Gardiyanın gülen yüzü anında solarken ciddileşmiş

"Ahmak herif o çocuk senin olamaz o çocuk kimsenin olamaz ölmek mi istiyorsunuz ha?!"demişti. San denilen çocuğun kaşları çatılırken

"Ne ara bir düşük seviyeli için bu kadar endişelenir oldun gardiyan?"demişti. Sesindeki sertlik tüm vücudumu titretirken gözünün birinin seyirdiğini çok geçmeden görmüştüm.

"Alın çocuğu!"verdiği emirle gardiyanlar koluma girmiş beni San denen heriften uzaklaştırmışlardı ardından yemekhanede yankılanan baş gardiyanın sesiyle ürpermiştim.

"Hepiniz dikkatli olsanız iyi edersiniz ahmak herifler çünkü bundan sonrası beni bile aşar!"diyerek boğazını temizlemiş San'ın meraklı gözleriyle tek kaşını kaldırarak

"Sana gelecek olursak bundan sonra haraketlerine dikkat et! Eğer ölmek istemiyorsan uslu uslu dur piç herif! Anlaşıldı mı?!"demiş ardından bana bakarak ortamda tek bir çıt dahi çıkmayan yemekhaneden çıkmıştı.

Koluma giren gardiyanlar beni ayağı kaldırırken "Gel bizimle doktor"demiş ardından ağrıyan bedenime zıt bir şekilde yürümeye devam ederek arkamda kalan bir ton sessizlikle o yemekhaneden ayrılmıştım.
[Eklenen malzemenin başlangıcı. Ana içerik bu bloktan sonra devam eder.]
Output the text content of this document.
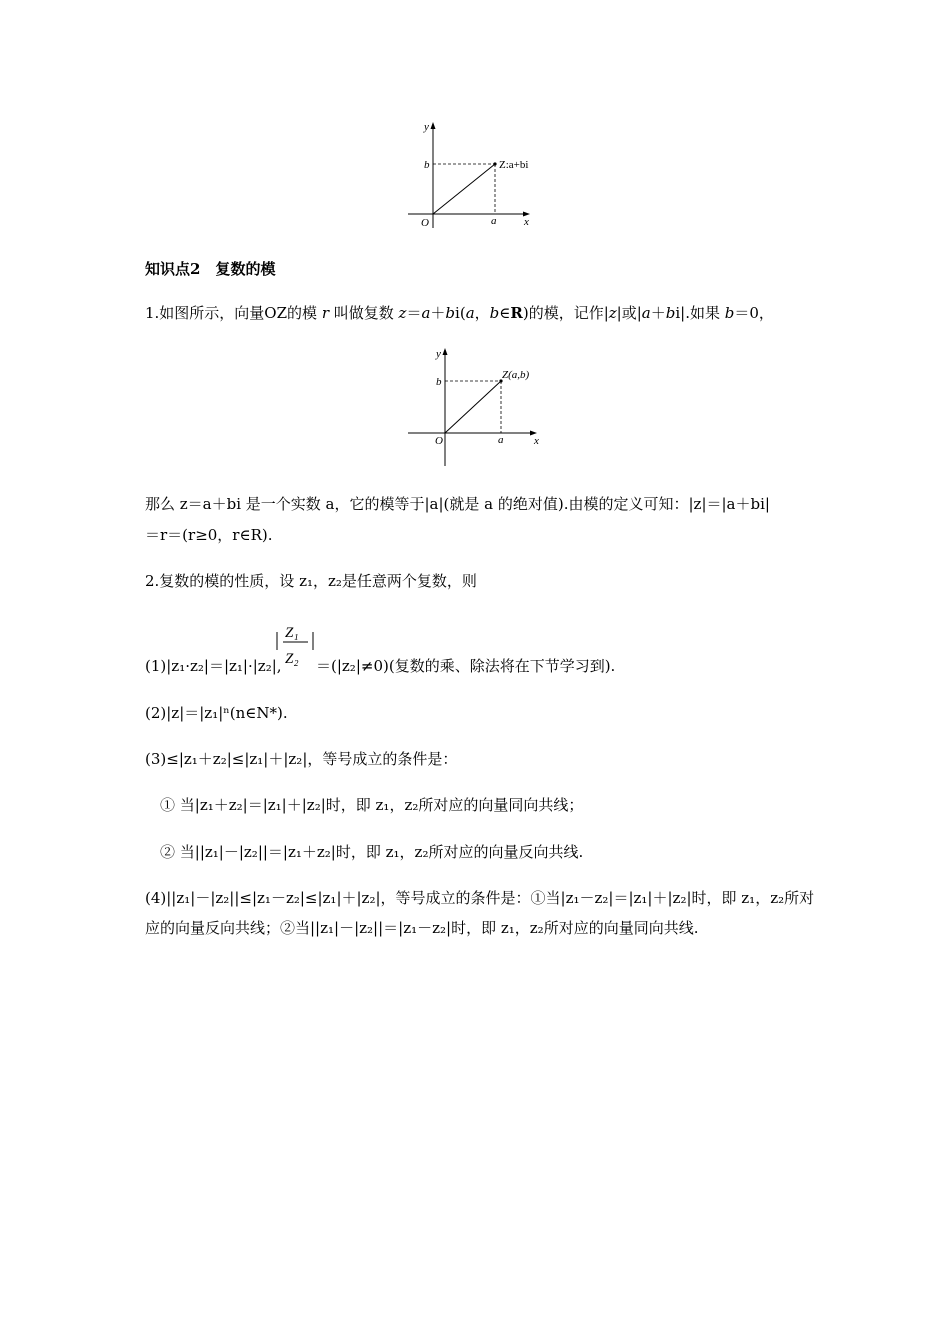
y
x
O
b
a
Z:a+bi
知识点2　复数的模
1.如图所示，向量OZ的模 r 叫做复数 z＝a＋bi(a，b∈R)的模，记作|z|或|a＋bi|.如果 b＝0，
y
x
O
b
a
Z(a,b)
那么 z＝a＋bi 是一个实数 a，它的模等于|a|(就是 a 的绝对值).由模的定义可知：|z|＝|a＋bi|
＝r＝(r≥0，r∈R).
2.复数的模的性质，设 z₁，z₂是任意两个复数，则
Z₁
Z₂
(1)|z₁·z₂|＝|z₁|·|z₂|, ＝(|z₂|≠0)(复数的乘、除法将在下节学习到).
(2)|z|＝|z₁|ⁿ(n∈N*).
(3)≤|z₁＋z₂|≤|z₁|＋|z₂|，等号成立的条件是：
① 当|z₁＋z₂|＝|z₁|＋|z₂|时，即 z₁，z₂所对应的向量同向共线；
② 当||z₁|－|z₂||＝|z₁＋z₂|时，即 z₁，z₂所对应的向量反向共线.
(4)||z₁|－|z₂||≤|z₁－z₂|≤|z₁|＋|z₂|，等号成立的条件是：①当|z₁－z₂|＝|z₁|＋|z₂|时，即 z₁，z₂所对
应的向量反向共线；②当||z₁|－|z₂||＝|z₁－z₂|时，即 z₁，z₂所对应的向量同向共线.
Her bir organım acıyla kıvranırken vüdumda şimdiden oluşmaya başlayan çürüklerin acısını çoktan hissetmeye başlamıştım bile. Yanımdaki gardiyan konuşmaya başlarken dudağıma bulaşan kan tadı yüzünden yüzümü acı bir şekilde buruşturmuş ardından revire geldiğimizi söyleyen gardiyanı küçük bir baş selamıyla onaylamıştım.